Manny Caulk Dead: Fayette County Superintendent Dies at 49

manny caulk dead

Twitter Manny Caulk

Manny Caulk, the Fayette County school superintendent in Lexington, Kentucky, has died at the age of 49, leading to a flood of tributes.

According to WKYT, the news came from Fayette County Board of Education Chair Stephanie Spires in a letter to families. “Tonight, I write with a heavy heart to inform you of the death of our Superintendent, Emmanuel Caulk, who has led our district since 2015,” she wrote.

“We are grateful for Manny’s servant leadership and passion for our two moral imperatives – to accelerate achievement for students who have not yet reached proficiency and to challenge students already proficient to achieve global competency,” wrote Spires.

The death was unexpected. The cause of death was not released. However, according to Kentucky.com, in 2015, Caulk had surgery “to remove a malignant tumor from his sinus cavity.” It’s not clear whether that ailment was releated to his death, though.

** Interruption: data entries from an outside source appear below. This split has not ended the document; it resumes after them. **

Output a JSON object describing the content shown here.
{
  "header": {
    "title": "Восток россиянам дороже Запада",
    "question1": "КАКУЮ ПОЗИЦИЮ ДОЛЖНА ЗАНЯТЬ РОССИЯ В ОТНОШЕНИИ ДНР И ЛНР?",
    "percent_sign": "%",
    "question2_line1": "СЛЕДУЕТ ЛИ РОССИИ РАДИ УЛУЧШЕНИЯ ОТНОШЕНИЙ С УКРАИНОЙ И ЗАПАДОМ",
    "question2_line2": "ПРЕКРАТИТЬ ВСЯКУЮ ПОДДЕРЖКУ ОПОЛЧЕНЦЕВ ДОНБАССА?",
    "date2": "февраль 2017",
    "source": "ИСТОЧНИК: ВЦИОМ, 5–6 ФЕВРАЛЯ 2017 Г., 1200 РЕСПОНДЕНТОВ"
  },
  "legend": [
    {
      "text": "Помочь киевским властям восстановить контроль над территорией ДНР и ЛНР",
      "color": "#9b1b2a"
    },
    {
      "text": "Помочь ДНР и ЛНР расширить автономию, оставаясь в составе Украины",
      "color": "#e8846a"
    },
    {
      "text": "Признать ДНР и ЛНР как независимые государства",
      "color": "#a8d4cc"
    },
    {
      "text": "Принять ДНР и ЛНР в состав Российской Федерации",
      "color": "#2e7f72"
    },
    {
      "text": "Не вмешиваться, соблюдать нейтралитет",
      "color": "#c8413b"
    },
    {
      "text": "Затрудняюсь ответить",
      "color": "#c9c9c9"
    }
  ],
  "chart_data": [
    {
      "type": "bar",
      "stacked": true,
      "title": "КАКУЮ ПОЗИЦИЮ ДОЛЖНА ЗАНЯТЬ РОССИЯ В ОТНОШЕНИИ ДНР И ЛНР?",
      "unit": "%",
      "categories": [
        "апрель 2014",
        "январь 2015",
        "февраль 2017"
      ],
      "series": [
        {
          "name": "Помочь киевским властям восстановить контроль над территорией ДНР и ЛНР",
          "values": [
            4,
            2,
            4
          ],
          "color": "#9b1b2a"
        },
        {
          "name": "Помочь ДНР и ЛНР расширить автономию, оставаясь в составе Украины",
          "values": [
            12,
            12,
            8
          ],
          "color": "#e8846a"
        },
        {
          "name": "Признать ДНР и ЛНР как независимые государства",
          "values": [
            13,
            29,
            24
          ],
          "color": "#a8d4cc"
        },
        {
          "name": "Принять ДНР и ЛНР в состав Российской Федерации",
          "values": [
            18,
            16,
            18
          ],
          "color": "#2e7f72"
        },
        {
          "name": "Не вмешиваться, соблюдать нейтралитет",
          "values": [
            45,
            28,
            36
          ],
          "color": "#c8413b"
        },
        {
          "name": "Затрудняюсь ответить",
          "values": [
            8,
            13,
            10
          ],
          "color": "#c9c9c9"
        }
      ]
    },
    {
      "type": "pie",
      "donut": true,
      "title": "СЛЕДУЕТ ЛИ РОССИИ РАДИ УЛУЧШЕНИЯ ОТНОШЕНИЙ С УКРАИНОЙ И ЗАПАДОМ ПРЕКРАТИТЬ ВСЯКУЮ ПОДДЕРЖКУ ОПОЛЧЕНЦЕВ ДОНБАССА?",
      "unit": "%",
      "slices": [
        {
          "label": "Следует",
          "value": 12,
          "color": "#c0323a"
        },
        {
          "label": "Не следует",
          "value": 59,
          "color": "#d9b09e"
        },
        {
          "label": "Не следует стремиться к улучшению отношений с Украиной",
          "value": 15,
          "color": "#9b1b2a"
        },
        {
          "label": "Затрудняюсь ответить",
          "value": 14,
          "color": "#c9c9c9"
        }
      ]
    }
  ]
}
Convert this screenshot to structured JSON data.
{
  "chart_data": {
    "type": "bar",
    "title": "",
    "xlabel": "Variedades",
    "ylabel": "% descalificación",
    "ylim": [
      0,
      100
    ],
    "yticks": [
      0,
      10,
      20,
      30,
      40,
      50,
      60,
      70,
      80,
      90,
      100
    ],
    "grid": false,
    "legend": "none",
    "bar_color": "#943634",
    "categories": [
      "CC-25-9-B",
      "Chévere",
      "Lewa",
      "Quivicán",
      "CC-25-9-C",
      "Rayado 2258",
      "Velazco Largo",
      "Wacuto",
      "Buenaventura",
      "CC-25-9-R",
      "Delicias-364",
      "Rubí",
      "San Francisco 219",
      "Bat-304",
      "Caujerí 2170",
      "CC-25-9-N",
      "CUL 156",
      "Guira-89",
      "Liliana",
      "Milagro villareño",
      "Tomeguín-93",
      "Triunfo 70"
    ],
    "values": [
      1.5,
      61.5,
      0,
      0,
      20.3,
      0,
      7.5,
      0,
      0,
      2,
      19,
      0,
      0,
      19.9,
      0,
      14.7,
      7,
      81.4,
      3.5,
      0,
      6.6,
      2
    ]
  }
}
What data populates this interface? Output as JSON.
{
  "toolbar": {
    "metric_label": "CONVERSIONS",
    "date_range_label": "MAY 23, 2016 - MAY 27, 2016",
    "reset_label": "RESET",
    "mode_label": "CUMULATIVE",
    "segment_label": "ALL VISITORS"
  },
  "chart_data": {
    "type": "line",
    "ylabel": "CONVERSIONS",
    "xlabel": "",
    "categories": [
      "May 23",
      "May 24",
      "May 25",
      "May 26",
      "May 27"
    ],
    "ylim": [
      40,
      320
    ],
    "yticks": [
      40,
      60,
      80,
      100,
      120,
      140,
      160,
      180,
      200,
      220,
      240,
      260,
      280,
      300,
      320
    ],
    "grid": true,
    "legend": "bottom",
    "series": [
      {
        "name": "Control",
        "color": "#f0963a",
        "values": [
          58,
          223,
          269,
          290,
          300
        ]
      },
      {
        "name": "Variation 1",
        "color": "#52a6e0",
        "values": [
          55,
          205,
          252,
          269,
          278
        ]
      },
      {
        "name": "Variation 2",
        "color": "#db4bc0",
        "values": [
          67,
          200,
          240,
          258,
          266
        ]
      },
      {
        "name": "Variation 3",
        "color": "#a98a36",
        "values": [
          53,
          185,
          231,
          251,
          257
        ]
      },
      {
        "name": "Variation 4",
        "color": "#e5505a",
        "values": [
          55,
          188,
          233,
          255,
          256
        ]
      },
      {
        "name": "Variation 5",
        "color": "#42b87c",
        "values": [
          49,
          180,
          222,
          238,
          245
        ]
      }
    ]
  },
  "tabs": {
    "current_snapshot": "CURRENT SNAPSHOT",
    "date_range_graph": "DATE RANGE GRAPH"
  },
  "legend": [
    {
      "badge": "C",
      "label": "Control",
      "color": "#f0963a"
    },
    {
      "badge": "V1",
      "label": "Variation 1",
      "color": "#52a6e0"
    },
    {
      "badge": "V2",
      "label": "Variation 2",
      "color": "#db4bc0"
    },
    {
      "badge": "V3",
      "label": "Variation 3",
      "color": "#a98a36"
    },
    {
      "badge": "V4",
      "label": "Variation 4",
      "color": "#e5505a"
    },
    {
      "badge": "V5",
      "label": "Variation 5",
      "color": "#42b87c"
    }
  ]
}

“We ask that you keep Manny, his family, and everyone who loved him in your thoughts and prayers, while also respecting their privacy during this incredibly difficult time. Arrangements to honor his life and work are incomplete at this time, but will be sent out to our FCPS Family when finalized,” Spires wrote.

Here’s what you need to know:


Caulk Was Superintendent Since 2015

On Twitter, Caulk wrote that he was, “Superintendent of the Fayette County Public Schools since 2015. Named 2018 Kentucky Superintendent of the Year and 2017 Education Week Leader to Learn From.”

His last posts on Twitter shared news about teachers of the year being named. He also wished people well as illness spread through the school system writing, “I hope everyone who is sick gets better and everyone who is well stays that way!”

According to WKYTKentucky.com reported that Caulk’s grandfather, a coal miner, had moved to Kentucky in search of the “American dream.” The newspaper reported that his accomplishments as superintendent were many, including developing the district’s strategic plan, redesigning high schools, emphasizing volunteerism, and elevating education in the community’s conversation.

“My executive leadership experiences afforded me opportunities to serve as a leader in Portland, Philadelphia, Baton Rouge, and Chicago,” he wrote on LinkedIn.

“My scope of work entailed district-wide reform efforts focused on ensuring all students have a pathway to success by implementing a student-centered approach to learning; transforming under-performing, low completion rate high schools; turning around chronic and persistent under-performing elementary schools; closing the achievement and opportunities gap; implementing high quality, rigorous and robust curriculum and instruction models; and implementing research based leadership and staff professional development all designed to increase student outcomes and life options with an emphasis on college and career readiness.”


Tributes Flooded in for Manny Caulk

As news spread, tributes came.

Representative Cherlynn Stevenson wrote on Twitter, “I am shocked and saddened at the news of superintendent Manny Caulk passing. I’m drinking from a FCPS coffee cup this morning in honor of him and his devotion to his work all about kids. I send my heartfelt condolences to his family and loved ones during this difficult time.”

The Lexington Public Library wrote, “We are saddened to learn that Supt. Manny Caulk died yesterday. Manny was a great partner to LPL and advocate for our children and families. He will be missed, though his legacy will live on through @FCPSKY. We extend our sympathies to his family and all who loved him.”

Fellow Superintendent Dr. Marty Pollio wrote, “I’m saddened to hear about the death of my friend Manny Caulk. @FCPSKY
was lucky to have his leadership and commitment to students. He will be missed.”

Caulk was previously superintendent in Portland, Maine, and an assistant superintendent in Philadelphia, Pennsylvania. He also worked in a school district in Louisiana and in juvenile corrections. He also, according to LinkedIn, had a doctorate of law and a master’s degree in education.